Live Nation Teams To Reduce Waste At Sheds; Festival Promoter: ‘Business-Wise, It’s A Good Move’
Jiffy Lube Live – Jiffy Lube Live
Concert promotion and ticketing giant Live Nation has committed to remove all single-use plastic straws in favor of a marine-friendly paper alternative at all of its 45-plus U.S. owned and operated amphitheaters, teaming with environmental organization The Lonely Whale.
“The ocean belongs to all of us and everyone deserves access to tools that empower us to keep our ocean free of plastic pollution,” said Adrian Grenier, Lonely Whale Co-Founder and UN Environment Goodwill Ambassador. “The For A Strawless Ocean toolkit allows anyone to take the torch from Lonely Whale, and all of those who have come before us, to create independent waves of change For A Strawless Ocean.”
Live Nation estimates this change will spare the use of over 3 million plastic straws at its amphitheater shows this summer. Live Nation and Lonely Whale are collaborating to progress a new standard for sustainable straw use across live events beginning this year. Live Nation estimates this change will spare the use of over 3 million plastic straws at its amphitheater shows this summer.

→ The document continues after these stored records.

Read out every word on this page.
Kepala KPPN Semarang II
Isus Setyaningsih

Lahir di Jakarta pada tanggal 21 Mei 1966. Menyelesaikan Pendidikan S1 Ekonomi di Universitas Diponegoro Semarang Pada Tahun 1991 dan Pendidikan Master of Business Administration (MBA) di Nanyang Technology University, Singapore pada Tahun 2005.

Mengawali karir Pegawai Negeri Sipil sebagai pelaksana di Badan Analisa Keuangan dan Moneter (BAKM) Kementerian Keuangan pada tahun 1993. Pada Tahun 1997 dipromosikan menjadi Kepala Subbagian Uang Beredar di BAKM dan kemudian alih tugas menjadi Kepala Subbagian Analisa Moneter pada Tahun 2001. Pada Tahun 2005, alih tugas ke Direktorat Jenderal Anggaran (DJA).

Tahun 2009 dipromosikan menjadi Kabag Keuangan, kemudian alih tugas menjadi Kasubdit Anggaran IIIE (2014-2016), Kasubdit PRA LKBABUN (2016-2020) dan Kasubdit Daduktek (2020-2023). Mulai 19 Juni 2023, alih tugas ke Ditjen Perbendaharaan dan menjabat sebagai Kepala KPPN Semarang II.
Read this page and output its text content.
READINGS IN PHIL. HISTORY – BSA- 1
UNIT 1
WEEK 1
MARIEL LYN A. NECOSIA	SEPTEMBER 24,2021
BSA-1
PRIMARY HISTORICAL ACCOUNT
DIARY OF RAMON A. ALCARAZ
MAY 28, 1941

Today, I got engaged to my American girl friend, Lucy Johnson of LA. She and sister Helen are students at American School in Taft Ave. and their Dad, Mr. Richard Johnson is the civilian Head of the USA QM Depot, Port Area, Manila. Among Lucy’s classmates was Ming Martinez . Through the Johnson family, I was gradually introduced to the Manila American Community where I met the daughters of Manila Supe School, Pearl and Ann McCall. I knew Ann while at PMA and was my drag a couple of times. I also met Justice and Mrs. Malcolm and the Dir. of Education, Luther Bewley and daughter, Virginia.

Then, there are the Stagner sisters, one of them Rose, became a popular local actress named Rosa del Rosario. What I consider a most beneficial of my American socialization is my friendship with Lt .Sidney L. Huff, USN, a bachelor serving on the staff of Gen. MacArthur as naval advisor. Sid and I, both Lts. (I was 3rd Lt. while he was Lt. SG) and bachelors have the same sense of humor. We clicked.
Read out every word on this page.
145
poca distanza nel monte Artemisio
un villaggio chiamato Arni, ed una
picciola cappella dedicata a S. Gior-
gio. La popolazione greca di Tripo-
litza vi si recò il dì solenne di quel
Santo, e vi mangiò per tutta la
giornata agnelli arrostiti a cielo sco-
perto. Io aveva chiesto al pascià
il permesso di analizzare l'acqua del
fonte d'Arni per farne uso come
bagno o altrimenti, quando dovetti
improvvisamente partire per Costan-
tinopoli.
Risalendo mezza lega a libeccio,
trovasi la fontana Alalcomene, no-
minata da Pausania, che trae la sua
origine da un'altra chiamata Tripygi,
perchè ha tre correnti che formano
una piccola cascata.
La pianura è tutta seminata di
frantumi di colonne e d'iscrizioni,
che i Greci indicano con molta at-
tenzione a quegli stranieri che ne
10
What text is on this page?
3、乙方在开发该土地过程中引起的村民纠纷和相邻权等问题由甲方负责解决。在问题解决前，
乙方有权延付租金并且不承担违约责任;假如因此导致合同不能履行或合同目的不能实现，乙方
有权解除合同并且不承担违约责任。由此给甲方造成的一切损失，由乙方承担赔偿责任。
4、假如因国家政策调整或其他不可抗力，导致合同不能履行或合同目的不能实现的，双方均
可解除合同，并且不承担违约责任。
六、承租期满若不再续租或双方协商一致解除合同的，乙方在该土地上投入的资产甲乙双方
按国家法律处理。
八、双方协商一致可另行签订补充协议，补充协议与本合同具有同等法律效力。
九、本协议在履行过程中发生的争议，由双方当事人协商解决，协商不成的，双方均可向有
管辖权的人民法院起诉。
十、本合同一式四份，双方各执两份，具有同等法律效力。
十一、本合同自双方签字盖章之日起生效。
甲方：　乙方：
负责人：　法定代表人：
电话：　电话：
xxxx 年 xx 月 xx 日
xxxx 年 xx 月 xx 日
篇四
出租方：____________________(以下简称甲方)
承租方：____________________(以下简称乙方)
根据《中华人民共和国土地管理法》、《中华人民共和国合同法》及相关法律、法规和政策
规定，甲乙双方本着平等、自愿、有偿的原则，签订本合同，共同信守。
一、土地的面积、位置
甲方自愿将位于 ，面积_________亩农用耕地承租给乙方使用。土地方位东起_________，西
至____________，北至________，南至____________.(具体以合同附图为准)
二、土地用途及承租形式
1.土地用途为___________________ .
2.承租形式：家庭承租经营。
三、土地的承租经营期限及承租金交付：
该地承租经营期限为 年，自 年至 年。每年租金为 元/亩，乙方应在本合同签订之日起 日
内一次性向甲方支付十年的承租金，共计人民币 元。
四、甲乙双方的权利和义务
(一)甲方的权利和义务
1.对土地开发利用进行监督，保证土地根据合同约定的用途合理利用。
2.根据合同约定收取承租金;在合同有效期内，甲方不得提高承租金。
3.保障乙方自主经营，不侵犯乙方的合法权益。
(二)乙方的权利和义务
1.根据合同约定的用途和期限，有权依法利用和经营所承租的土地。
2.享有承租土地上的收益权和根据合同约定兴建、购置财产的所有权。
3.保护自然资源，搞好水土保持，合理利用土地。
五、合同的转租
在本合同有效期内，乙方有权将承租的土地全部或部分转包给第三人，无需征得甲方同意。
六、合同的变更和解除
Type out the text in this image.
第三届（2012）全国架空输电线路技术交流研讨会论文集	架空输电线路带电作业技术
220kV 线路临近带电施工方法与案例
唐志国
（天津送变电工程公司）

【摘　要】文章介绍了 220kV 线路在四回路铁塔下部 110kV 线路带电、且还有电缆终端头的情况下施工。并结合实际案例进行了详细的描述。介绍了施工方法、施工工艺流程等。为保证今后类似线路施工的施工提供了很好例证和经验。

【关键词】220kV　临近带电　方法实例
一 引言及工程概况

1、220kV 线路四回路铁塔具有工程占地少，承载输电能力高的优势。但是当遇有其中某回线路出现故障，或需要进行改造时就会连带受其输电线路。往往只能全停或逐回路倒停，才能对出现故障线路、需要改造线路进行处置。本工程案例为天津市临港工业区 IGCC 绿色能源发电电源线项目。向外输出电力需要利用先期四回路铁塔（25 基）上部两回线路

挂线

Lonely Whale, which seeks to drive “market-based change on behalf of our oceans,” today announced the “For A Strawless Ocean” toolkit to reduce the 10 million-plus metric tons of plastic scientists estimate enter the ocean each year, starting with the single-use plastic straw.
Global stakeholders in the initiative include Live Nation, the City of Malibu, World Surf League PURE, Wildlife Conservation Society, Shedd Aquarium, Cachet Hospitality Group, and Loyola Marymount University, as well as the Chicago Athletic Association hotel and its onsite food and beverage partner Land & Sea Dept.
Live Nation’s owned or operated U.S. amphitheatres include Ascend Amphitheatre in Nashville, The Gorge in Washington, Jiffy Lube Live in Virginia, Toyota Pavilion at Montage Mountain in Scranton, Pa., PNC Bank Arts Center in New Jersey, Sleep Train Amphitheatre in California and many others.
The toolkit is available at strawlessocean.org.
See Also: Let’s Head To Some Sheds! Ampthitheatre Season Launching
The adoption of the strawless program mirrors a larger trend mostly noticed at festivals to reduce waste in recent years, with major events like Glastonbury Festival in England pledging to get rid of plastic bottles entirely by 2019 and using steel cups onsite, and indie events such as the Air + Style festival in Los Angeles using paper water cartons rather than plastic bottles.
– Levitate Music Festival
Another indie festival aiming to reduce its carbon footprint is Levitate Music and Arts Festival in Marshfield, Mass, which released a sustainability report in 2017 that says its waste-reduction measures eliminated the need for more than 31,000 single-use water bottles on site. During 2017’s Levitate, nearly 4,000 gallons of water were pumped onsite through 12 water-filling stations where custom nalgene and steel water cups were provided.
“What’s really amazing is how much waste there would be if you weren’t making a diligent effort to conserve,” Levitate founder Daniel Hassett told Pollstar. “It’s cool because it’s a multi-front thing. You have to invest some time and effort and money in it to do it right but in reality it’s not only something that helps the environment and educates future generations but it’s actually, business wise, a good move. You end up saving quite a bit of money if you use less.”
Levitate this year July 7-8 features Trey Anastasio Band, The Head And The Heart, Slightly Stoopid, Rebelution, Lake Street Dive, Xavier Rudd and many others.
Hassett said festivalgoers are happy to partake.
“You have to wrap your head around it, have to invest some time and thought,” Hassett said of the waste-reduction plan. “And I get it when you’re a business moving fast and it’s hard to slow down and reassess how you do things. But it’s nice when something like that lines up with business interests as well.”